O filme começa em tom documental, entrecortando cenas de violência em Johanesburgo (capital da África do Sul) com depoimentos de sociólogos, assistentes sociais, moradores e agentes governamentais, que descrevem, como se estivessem sendo entrevistados, porque a formação de uma favela torna-se uma “pedra nos sapatos” das autoridades. Quando o governo resolve despejar seus moradores e transferi-los para uma área mais distante da cidade, o funcionário público padrão Winkus Van Der Merwe é encarregado da operação, que não se dará sem imprevistos (um deles caro demais a seu perfeito modo de vida).
Até aí, o argumento de “Distrito 9” não soaria muito diferente dos de outros thrillers não fosse um importante detalhe: os habitantes da tal favela são alienígenas, cuja nave “encalhou” nos céus da cidade após a perda de um módulo. Numerosos, desnutridos e inexplicavelmente amistosos, embora tragam na bagagem armas de grande poder letal, eles foram aprisionados nesta região, que é demarcada por cerca eletrificada.

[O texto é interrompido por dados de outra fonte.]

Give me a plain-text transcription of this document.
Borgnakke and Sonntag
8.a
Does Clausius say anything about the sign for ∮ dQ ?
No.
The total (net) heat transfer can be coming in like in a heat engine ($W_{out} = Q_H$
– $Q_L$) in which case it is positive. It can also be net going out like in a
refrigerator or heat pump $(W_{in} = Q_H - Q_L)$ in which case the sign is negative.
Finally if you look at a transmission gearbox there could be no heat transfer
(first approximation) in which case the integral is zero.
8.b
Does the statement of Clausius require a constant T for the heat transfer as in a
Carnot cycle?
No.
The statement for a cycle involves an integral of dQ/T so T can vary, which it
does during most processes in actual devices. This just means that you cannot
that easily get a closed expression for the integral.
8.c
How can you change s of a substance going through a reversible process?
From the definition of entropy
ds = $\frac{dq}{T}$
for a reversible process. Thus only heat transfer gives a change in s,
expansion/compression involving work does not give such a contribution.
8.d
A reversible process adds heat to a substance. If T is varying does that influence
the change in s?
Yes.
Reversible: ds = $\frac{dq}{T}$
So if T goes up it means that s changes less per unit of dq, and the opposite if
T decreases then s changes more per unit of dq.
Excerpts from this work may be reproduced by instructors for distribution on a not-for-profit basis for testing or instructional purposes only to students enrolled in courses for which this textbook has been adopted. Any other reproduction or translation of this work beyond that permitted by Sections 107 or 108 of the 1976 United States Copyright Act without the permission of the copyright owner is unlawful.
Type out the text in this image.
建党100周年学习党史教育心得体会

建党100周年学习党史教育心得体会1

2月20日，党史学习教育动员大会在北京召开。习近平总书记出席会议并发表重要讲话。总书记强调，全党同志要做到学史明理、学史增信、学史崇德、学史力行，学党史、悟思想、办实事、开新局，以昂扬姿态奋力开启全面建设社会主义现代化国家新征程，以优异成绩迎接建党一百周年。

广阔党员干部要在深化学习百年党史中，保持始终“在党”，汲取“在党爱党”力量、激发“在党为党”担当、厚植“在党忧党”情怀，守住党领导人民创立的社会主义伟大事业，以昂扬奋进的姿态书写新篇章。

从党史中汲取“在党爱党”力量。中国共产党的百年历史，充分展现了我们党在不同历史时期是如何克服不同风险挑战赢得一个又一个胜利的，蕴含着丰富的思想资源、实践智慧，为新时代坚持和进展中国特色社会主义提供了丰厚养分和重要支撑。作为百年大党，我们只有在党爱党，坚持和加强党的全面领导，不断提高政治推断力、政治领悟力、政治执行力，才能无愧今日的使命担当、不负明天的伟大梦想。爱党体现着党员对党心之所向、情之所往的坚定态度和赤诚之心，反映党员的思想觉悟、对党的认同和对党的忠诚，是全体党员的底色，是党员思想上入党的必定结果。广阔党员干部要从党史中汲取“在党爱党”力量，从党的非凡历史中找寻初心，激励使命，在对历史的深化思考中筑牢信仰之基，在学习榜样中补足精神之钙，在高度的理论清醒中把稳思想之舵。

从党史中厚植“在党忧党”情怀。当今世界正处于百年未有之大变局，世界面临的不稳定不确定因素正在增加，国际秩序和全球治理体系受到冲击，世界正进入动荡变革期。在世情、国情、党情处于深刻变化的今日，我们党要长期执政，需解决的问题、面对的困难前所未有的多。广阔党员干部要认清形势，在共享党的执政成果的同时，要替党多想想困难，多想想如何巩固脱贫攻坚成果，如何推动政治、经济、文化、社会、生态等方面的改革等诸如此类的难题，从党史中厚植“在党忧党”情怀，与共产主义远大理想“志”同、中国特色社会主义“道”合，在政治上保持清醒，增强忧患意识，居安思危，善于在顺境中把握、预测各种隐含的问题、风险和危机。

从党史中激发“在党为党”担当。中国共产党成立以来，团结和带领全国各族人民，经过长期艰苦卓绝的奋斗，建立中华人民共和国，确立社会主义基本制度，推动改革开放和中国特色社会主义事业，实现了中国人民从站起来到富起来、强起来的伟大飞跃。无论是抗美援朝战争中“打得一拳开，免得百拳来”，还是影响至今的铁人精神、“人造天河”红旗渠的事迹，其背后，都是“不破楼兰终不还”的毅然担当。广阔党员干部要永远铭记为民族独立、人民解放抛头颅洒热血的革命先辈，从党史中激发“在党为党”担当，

As armas alienígenas são cobiçadas pelo Governo, que tenta a todo custo descobrir uma forma de usá-las, pois sua tecnologia só funciona em contato com o DNA dos “camarões” – termo pejorativo pelo qual os aliens passam a ser chamados.
Não darei spoiler sobre como a história se desenrola a partir desse argumento, mas posso dizer que a trama é tão bem amarrada e o ritmo tão eletrizante que quase nem reparamos na precariedade dos efeitos especiais – para mim, só mais uma prova de que é a tecnologia que deve servir de suporte a uma [de preferência boa] história e não o contrário.
Também gostei de o filme não assumir ares panfletários e nem pretensões de crítica social. Claro que o espectador medianamente informado sobre as realidades sociais mundo afora não terá dificuldade em traçar suas próprias analogias, mas poderá fazê-lo sem nenhum prejuízo do entretenimento. Ou seja, todo mundo ganha, quem assiste a filmes só para fugir da realidade e quem também gosta de pensar.
O final deixa margem a uma continuação. Vou torcer para ela rolar.